Une équipe de chercheurs de l'Institut de recherche en Communications et Cybernétique de Nantes (IRCCyN, CNRS/École Centrale de Nantes/École des Mines de Nantes/ Université de Nantes) et du Laboratoire de physique subatomique et des technologies associées (SUBATECH, CNRS/École des Mines de Nantes/Université de Nantes) a reçu le Prix La Recherche 2014 catégorie Technologie pour avoir conçu un système de navigation bio-inspiré. Leur principe ? Reproduire le "sens électrique" de certains poissons pour permettre à des robots sous-marins de naviguer facilement, même en eaux troubles et en milieu encombré.
Champ électrique émis par un poisson Gnathonemus petersii
Certaines espèces de poissons à travers le monde utilisent le "sens électrique" quand ils sont dans un environnement très encombré avec beaucoup de particules, où la vision ne suffit plus pour s'orienter et repérer les obstacles. Différent du sonar qui émet une onde sonore et en analyse son temps de trajet, l'électrolocalisation de ces poissons est permise par des capteurs disséminées sur leur peau qui mesurent le champ électrique émis par le poisson. Ce champ électrique, existant tout autour du poisson, est déformé si le poisson est à proximité d'objets conducteurs (qui amplifient le champ émis) ou isolants (qui amoindrissent le champ émis). Le poisson est donc alerté des obstacles autour de lui dans un périmètre assez restreint, grâce à ce sens complémentaire, entre la vision et le toucher. Il peut ainsi se diriger vers l'objet détecté en suivant facilement une ligne de champ, sorte de ligne directrice qui l'amène à l'objet. Les propriétés de ces poissons sont connues des biologistes depuis 1950, mais c'est seulement depuis les années 2000 qu'une transposition technologie a été envisagée.
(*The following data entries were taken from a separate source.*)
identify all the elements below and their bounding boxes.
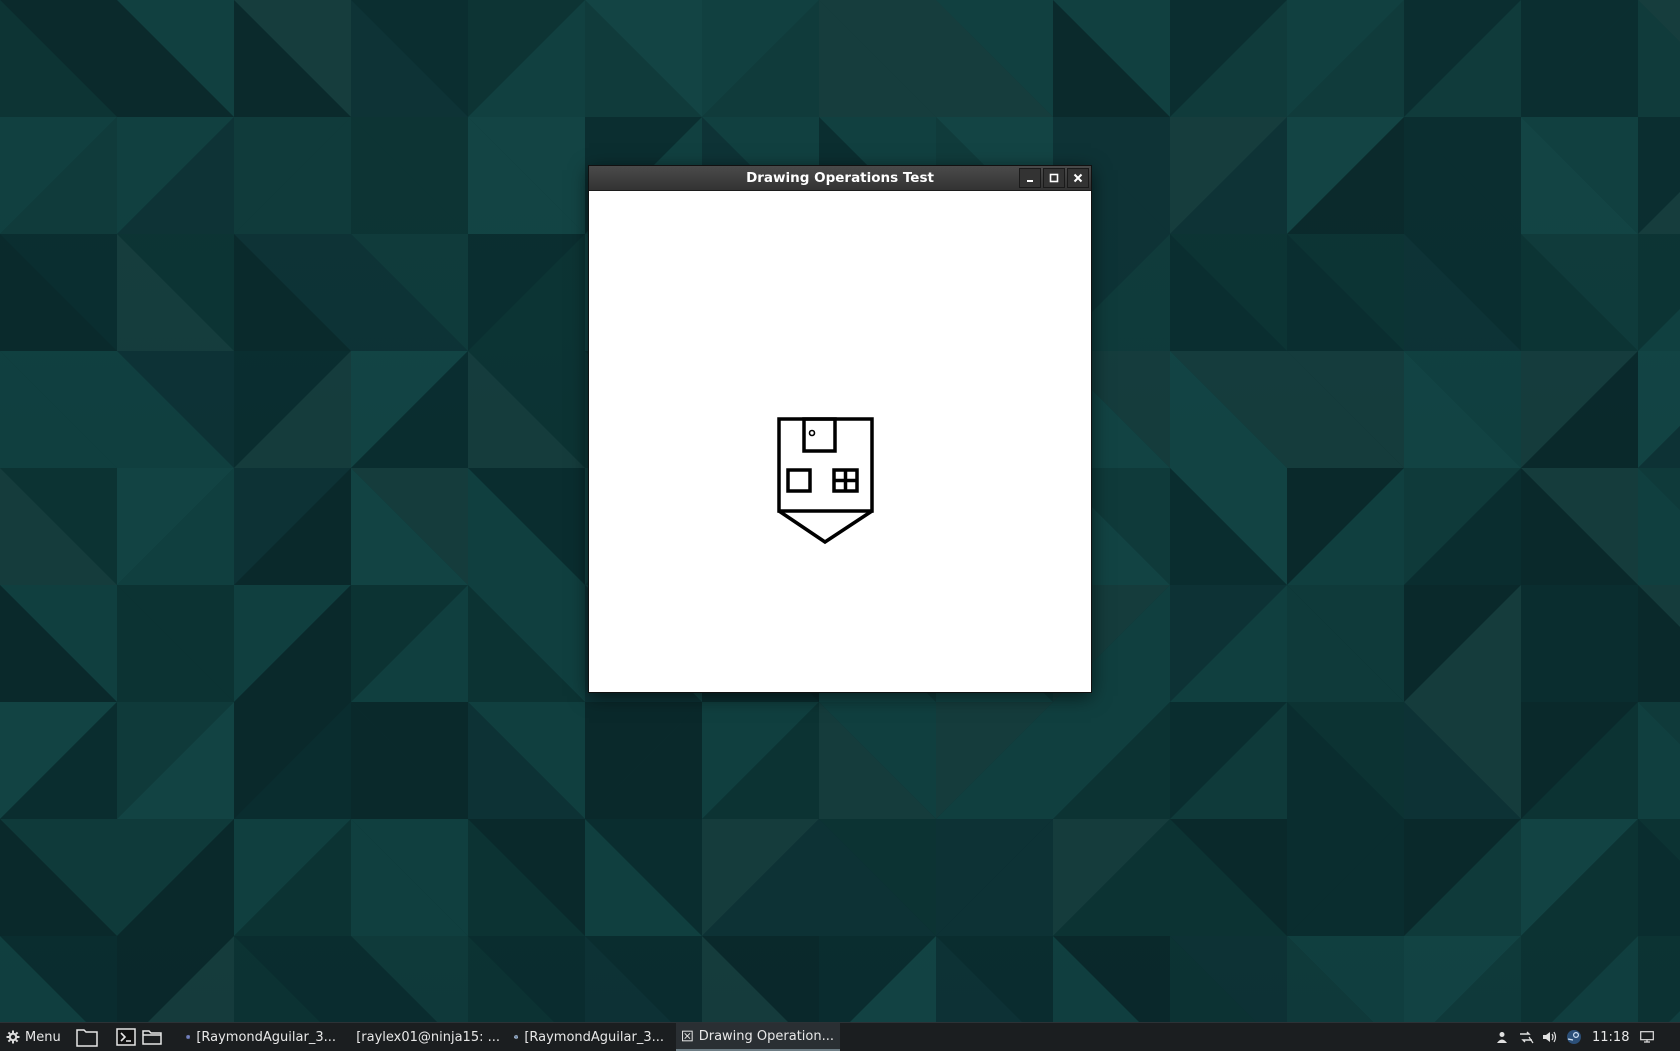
show-desktop-button[interactable] [1635, 1023, 1659, 1051]
close-button[interactable] [1067, 168, 1089, 188]
task-terminal[interactable]: [raylex01@ninja15: ... [344, 1023, 506, 1051]
window-titlebar[interactable]: Drawing Operations Test [589, 166, 1091, 191]
task-label: Drawing Operation... [699, 1029, 834, 1044]
house-roof-point [779, 511, 872, 542]
app-globe-icon [186, 1030, 190, 1044]
maximize-button[interactable] [1043, 168, 1065, 188]
menu-button[interactable]: Menu [6, 1023, 61, 1051]
task-label: [RaymondAguilar_3... [196, 1030, 336, 1045]
house-door [804, 419, 835, 451]
taskbar: Menu [RaymondAguilar_3... [raylex01@ninj… [0, 1022, 1680, 1051]
house-body [779, 419, 872, 511]
close-icon [1073, 173, 1083, 183]
network-icon [1518, 1030, 1534, 1044]
package-icon [514, 1030, 518, 1044]
folder-icon [142, 1028, 162, 1046]
files-icon [76, 1027, 98, 1047]
task-raymond-1[interactable]: [RaymondAguilar_3... [180, 1023, 342, 1051]
steam-tray[interactable] [1562, 1023, 1586, 1051]
folder-launcher[interactable] [140, 1025, 164, 1049]
steam-icon [1566, 1029, 1582, 1045]
drawing-canvas[interactable] [589, 191, 1091, 692]
user-icon [1496, 1031, 1508, 1043]
maximize-icon [1049, 173, 1059, 183]
window-app-icon [682, 1029, 693, 1043]
volume-tray[interactable] [1538, 1023, 1562, 1051]
user-tray[interactable] [1490, 1023, 1514, 1051]
task-label: [RaymondAguilar_3... [524, 1030, 664, 1045]
task-raymond-2[interactable]: [RaymondAguilar_3... [508, 1023, 670, 1051]
task-drawing-operations[interactable]: Drawing Operation... [676, 1023, 840, 1051]
minimize-icon [1025, 173, 1035, 183]
terminal-launcher[interactable] [114, 1025, 138, 1049]
menu-label: Menu [25, 1030, 61, 1045]
house-drawing [589, 191, 1091, 692]
gear-icon [6, 1030, 20, 1044]
door-knob [810, 431, 815, 436]
terminal-icon [116, 1028, 136, 1046]
show-desktop-icon [1640, 1031, 1654, 1043]
house-window-left [788, 470, 810, 491]
files-launcher[interactable] [75, 1025, 99, 1049]
window-title: Drawing Operations Test [589, 166, 1091, 190]
clock[interactable]: 11:18 [1586, 1030, 1635, 1045]
task-label: [raylex01@ninja15: ... [356, 1030, 500, 1045]
network-tray[interactable] [1514, 1023, 1538, 1051]
window-controls [1019, 168, 1089, 188]
volume-icon [1542, 1030, 1558, 1044]
minimize-button[interactable] [1019, 168, 1041, 188]
system-tray: 11:18 [1490, 1023, 1659, 1051]
window-cross [834, 470, 857, 491]
drawing-window[interactable]: Drawing Operations Test [589, 166, 1091, 692]
wallpaper-triangle [1638, 936, 1680, 1022]
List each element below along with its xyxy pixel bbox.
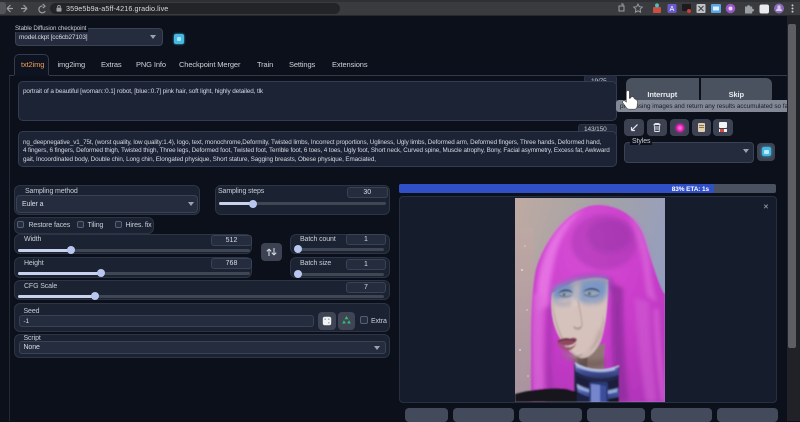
svg-text:A: A [670, 6, 675, 13]
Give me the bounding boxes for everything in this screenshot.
Déplacement d'un robot du point A vers l'objet rouge
Pour reproduire ce sens original sur des robots sous-marins, plusieurs problématiques se sont posées au sein du projet européen Angels. Au niveau de la réalisation, le travail sur les capteurs s'est fait avec SUBATECH, car les mesures du faible courant émis par le robot se devaient d'être très précises pour permettre la détection de l'environnement. Par ailleurs, la modélisation du sens électrique de ces poissons a permis de mieux en comprendre le fonctionnement, et d'en extraire une loi de commande très simple répondant à une problématique répandue: comment faire naviguer un robot dans un environnement trouble et encombré ? La détection d'un objet dans le champ électrique permet au robot de suivre "simplement" la ligne de champ qui l'amène à cet objet, ou de s'en éloigner. Ce déplacement demande peu de calcul, puisqu'il suffit au robot de vérifier les mesures de ses capteurs entre sa droite et sa gauche pour s'orienter, puis de vérifier si le courant devient plus ou moins fort en fonction de la direction de son déplacement, sur le principe enfantin de "tu chauffes ou tu refroidis". Cette économie de calcul est notable, pour la facilité d'implémentation dans les systèmes.
Robots sous marins Angels équipés du sens électrique pour naviguer
La récompense du Prix La Recherche pour la publication Underwater Reflex Navigation in Confined Environment Based on Electric Sense de Frédéric Boyer, Vincent Lebastard et Christine Chevallereau de l'Institut de recherche en Communications et Cybernétique de Nantes (IRCCyN, CNRS/École Centrale de Nantes/École des Mines de Nantes/ Université de Nantes) et Noël Servagent du Laboratoire de physique subatomique et des technologies associées (SUBATECH, CNRS/ École des Mines de Nantes/ Université de Nantes) recouvre l'ensemble de cette démarche. En effet, cette robotique bio-inspirée permet une utilisation efficace et simple pour la navigation. L'avancée de ces chercheurs devrait permettre de résoudre le problème courant des robots sous-marins qui peinent à revenir à bon port. La mise en place d'un corps métallique important à l'endroit où les robots doivent revenir se recharger ou se garer permettrait de simplifier cette opération. L'application de détection d'objets dans des eaux troubles s'appliquerait aussi parfaitement dans la recherche d'objets archéologiques sur des épaves. Enfin, après avoir étendu le fonctionnement de leur système à l'eau salée, les chercheurs affinent leur modèle à l'utilisation dans des boues, et souhaitent élargir leur projet à l'utilisation dans l'air.